Hypocalcaemia is a condition in which the calcium level in the blood is too low. It is also known as eclampsia or milk fever.

The condition can occur in any dog or cat but it is most commonly seen in dogs in late pregnancy or nursing a litter of puppies. Smaller breed dogs are thought to be especially prone to hypocalcaemia if they have given birth to a sizeable litter.

The condition is generally caused by the increased demands on the body during pregnancy as well as the demands of nursing a litter, which requires a high level of calcium. During pregnancy the mother has to supply calcium in her bloodstream for the bone development of her puppies. Once born, calcium is then also required through her milk for nutrition. As the puppies grow, higher levels of calcium are required.

Hypocalcaemia often occurs within the first week after giving birth but may develop at any stage during lactation.

Clinical signs

  • Nervousness
  • Panting
  • Shivering
  • Muscle tremors
  • Seizures
  • Death

Treatment of hypocalcaemia

If you notice any of the above clinical signs it is extremely important that you seek veterinary treatment immediately as it is a medical emergency and can result in death if not treated early.

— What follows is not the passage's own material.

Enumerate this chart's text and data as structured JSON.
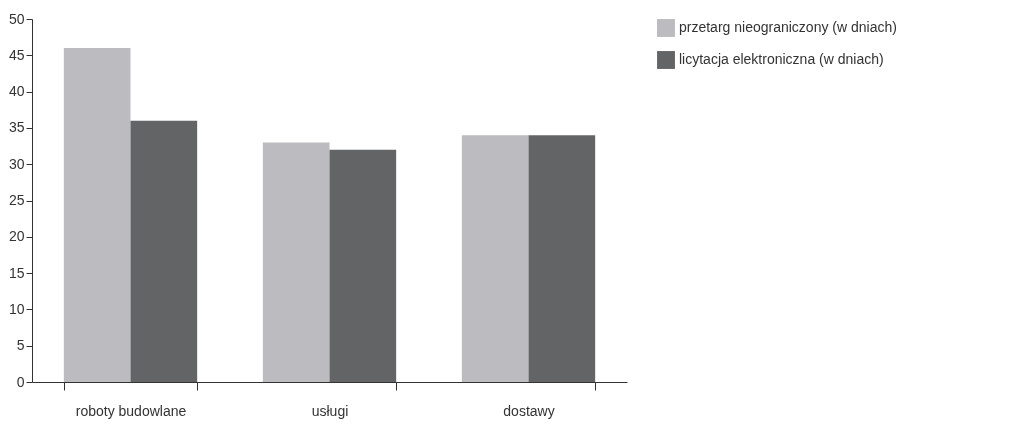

Your veterinary surgeon will take a blood sample to check the level of calcium present. Intravenous calcium will then be administered to correct the level and intravenous fluids may also be required. Repeat blood samples are taken periodically to check that the calcium levels are increasing.

Prevention of hypocalcaemia

It is extremely important that towards the end of your dog’s pregnancy and during lactation she is fed a high quality puppy food. This is due to the food having a higher level of calcium than a normal adult food. Poor nutrition during pregnancy as well as inappropriate supplementation can also cause hypocalcaemia. A pregnant or nursing dog which is being fed a complete, balanced puppy food will not need any calcium supplementation. It has been shown that giving extra calcium during pregnancy can be counter- productive causing a higher risk of hypocalcaemia.

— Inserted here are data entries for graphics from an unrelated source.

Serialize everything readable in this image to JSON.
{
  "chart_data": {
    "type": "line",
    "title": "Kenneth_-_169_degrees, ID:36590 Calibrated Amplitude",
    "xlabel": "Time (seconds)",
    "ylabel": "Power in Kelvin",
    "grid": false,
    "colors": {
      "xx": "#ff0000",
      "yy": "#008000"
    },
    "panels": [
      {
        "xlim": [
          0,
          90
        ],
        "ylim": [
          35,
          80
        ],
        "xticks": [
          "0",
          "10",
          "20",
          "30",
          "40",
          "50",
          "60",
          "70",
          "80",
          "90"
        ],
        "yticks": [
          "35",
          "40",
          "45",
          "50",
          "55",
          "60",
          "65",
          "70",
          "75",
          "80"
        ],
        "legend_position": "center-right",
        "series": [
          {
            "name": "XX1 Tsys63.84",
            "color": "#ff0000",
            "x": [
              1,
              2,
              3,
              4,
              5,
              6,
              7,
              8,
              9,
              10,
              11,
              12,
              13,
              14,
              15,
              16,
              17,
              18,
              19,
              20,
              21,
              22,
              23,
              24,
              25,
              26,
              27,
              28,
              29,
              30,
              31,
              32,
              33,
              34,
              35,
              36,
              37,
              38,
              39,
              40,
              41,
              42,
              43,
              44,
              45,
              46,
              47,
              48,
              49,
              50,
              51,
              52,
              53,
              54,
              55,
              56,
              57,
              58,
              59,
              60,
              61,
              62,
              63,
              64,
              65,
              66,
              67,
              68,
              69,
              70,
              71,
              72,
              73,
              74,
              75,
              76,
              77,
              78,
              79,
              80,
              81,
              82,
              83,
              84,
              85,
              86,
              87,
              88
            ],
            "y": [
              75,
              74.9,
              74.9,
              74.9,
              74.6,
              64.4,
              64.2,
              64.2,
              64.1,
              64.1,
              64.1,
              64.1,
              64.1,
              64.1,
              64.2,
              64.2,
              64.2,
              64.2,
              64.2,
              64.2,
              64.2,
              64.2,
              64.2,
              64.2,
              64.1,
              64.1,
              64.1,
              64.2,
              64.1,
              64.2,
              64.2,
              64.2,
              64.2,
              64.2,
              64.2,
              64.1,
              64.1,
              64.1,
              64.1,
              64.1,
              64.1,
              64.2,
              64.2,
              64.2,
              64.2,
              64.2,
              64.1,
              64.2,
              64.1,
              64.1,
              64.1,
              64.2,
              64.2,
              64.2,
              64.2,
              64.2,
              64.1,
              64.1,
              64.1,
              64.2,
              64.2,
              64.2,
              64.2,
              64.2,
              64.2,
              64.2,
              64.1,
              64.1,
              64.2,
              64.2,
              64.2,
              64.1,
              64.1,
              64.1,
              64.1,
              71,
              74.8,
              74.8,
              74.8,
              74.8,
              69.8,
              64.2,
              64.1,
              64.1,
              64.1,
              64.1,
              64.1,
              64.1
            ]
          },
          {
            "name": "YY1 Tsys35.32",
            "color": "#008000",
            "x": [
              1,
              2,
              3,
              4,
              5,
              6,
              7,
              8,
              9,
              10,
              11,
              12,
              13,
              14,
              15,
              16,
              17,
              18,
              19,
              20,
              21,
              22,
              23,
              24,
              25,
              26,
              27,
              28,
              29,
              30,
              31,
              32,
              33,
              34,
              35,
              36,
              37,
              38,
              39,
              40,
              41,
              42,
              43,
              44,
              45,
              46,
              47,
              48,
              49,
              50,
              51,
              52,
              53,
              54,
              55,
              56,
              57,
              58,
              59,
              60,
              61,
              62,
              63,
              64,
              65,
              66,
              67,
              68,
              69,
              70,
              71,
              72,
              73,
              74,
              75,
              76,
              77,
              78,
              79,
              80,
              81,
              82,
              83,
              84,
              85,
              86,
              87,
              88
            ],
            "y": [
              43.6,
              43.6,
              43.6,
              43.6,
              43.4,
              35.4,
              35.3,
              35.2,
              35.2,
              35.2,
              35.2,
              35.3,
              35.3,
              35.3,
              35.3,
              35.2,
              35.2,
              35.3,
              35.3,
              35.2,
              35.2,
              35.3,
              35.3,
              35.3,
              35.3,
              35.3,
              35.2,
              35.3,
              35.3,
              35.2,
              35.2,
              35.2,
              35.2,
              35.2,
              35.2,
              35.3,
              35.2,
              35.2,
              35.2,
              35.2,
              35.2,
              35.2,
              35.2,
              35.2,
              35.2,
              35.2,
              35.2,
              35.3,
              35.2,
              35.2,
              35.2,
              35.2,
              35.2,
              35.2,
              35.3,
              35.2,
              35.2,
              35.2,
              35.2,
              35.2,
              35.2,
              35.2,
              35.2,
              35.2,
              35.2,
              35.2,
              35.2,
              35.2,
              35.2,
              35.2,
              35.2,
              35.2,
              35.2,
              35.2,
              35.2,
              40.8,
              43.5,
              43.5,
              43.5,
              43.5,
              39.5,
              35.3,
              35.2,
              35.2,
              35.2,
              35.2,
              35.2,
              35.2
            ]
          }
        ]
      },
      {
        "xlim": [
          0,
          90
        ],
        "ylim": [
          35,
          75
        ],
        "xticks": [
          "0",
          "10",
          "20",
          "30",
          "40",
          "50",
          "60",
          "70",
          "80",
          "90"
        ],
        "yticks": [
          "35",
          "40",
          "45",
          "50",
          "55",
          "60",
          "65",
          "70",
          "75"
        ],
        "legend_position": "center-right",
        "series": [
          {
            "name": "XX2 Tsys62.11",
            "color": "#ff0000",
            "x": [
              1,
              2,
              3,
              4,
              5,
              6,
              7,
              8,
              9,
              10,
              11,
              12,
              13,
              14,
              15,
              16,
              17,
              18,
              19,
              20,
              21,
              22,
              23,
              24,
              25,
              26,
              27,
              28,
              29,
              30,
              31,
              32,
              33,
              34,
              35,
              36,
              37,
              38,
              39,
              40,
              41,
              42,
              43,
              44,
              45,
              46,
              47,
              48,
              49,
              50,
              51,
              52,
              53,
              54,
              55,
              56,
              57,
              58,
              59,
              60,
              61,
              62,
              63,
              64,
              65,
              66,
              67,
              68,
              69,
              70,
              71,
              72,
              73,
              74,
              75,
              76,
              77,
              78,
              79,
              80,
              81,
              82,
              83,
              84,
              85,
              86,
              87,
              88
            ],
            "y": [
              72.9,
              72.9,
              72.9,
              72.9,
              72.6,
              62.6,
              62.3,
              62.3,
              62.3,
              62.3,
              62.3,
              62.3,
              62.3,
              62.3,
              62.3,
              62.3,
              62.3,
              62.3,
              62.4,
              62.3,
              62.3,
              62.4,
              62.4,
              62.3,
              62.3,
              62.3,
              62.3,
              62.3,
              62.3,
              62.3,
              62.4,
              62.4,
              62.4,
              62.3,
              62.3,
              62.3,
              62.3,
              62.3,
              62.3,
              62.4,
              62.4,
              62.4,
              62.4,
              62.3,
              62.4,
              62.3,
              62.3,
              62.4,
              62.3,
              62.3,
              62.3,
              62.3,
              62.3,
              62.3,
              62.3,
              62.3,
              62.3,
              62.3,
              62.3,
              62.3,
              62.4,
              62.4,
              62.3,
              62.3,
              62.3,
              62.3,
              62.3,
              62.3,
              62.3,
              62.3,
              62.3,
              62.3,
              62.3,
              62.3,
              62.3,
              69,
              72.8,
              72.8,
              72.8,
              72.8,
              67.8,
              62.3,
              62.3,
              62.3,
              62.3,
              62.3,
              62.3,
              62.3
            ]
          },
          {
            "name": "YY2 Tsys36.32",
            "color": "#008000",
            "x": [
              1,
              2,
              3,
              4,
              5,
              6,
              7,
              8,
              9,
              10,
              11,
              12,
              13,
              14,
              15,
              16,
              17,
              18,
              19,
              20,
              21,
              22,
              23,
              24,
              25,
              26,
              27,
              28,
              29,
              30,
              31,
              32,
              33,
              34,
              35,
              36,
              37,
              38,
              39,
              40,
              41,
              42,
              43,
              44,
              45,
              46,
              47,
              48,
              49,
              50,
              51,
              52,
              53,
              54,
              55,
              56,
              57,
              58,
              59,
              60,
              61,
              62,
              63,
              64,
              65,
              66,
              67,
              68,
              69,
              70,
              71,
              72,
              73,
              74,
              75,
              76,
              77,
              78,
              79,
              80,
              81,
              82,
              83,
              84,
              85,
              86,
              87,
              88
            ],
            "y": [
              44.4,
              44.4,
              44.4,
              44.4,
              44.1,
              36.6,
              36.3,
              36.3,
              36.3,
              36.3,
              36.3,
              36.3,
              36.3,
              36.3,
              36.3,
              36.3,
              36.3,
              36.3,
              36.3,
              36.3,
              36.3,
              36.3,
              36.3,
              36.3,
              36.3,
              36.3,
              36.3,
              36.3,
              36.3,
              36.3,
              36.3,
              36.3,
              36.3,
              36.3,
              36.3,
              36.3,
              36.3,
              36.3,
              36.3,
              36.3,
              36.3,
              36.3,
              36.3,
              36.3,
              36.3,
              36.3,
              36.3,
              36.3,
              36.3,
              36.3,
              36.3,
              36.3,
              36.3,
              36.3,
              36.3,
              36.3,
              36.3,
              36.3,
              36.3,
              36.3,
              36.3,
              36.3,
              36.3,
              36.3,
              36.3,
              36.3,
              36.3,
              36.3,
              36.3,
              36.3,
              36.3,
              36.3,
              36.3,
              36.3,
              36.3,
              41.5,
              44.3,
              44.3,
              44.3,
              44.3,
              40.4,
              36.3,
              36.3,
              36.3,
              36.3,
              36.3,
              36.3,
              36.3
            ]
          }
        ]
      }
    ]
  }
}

A first time mother may also find that the stress of looking after a litter can reduce her appetite and this in turn causes inadequate intake of calcium.

Once a bitch has had hypocalcaemia, it is very likely to reoccur in subsequent pregnancies, often with a much quicker onset of symptoms. It may not always be wise to breed again from these dogs as it is likely to occur during the pregnancy itself.

Flystrike In Rabbits

During the summer months your rabbit is at an increased risk of having Flystrike. This is caused by flies which lay their eggs on your rabbit usually in the hindquarters area. These eggs then hatch into maggots in as little as 12 hours, burrowing into your rabbit’s skin and eating it away. This causes extensive external and internal wounds. The fly season generally runs from April to October so your rabbit could potentially be at risk most of the year. High risk rabbits are those that suffer from obesity, dental disease, diarrhoea, arthritis and those kept in dirty hutches that attract flies.  It is always important to check your rabbit daily but during the summer they should be checked at least twice a day. If Flystrike is not treated early enough it can be fatal.

Prevention of Flystrike

We recommend that you check your rabbit at least twice a day, paying particular attention to their rear end to make sure it is clean and dry. 

Feed your rabbit a regular balanced diet to help prevent diarrhoea.

Regular cleaning of the hutch is essential to make sure that the bedding is dry and insect free.

During the summer months covering your rabbit’s hutch with an old net curtain can help stop flies from entering their hutch through the mesh.

Your rabbit can be protected from Flystrike by applying a product available from the veterinary practice. This product contains a growth inhibitor and once applied it will prevent any fly eggs from hatching into maggots.This should be applied from the middle of the back to the rear end including the hind legs making sure that the whole bottle is used each time. This product cannot be used in pregnant or lactating rabbits or applied onto broken skin.  Rabbits must be over 10 weeks of age for use and protection lasts for approximately 8-10 weeks.

There is also a germicidal wound spray with insecticide available which repels insects, eliminates maggots and is effective against fleas, flies, mosquitoes, ticks and lice. This product kills any existing eggs and will repel any larvae present which will die within 30 minutes. The spray can be applied to open wounds and is ideal for use in rabbits, guinea pigs and other small rodents. Once sprayed it will last for 7 days.

Treatment for Flystrike

If you discover maggots on your rabbit, it is essential that you contact your veterinary surgery for emergency treatment. The maggots will be carefully removed and the wound(s) if present will then be cleaned. The damage to the skin and surrounding tissue will need to be assessed.  Sedation or anaesthetic may be required depending on the severity of the case. In some cases the damage caused by the maggots is too severe to treat and the only option is euthanasia.  However many rabbits survive and heal well with intensive nursing. This includes antibiotics, analgesia (pain relief) and intravenous fluids.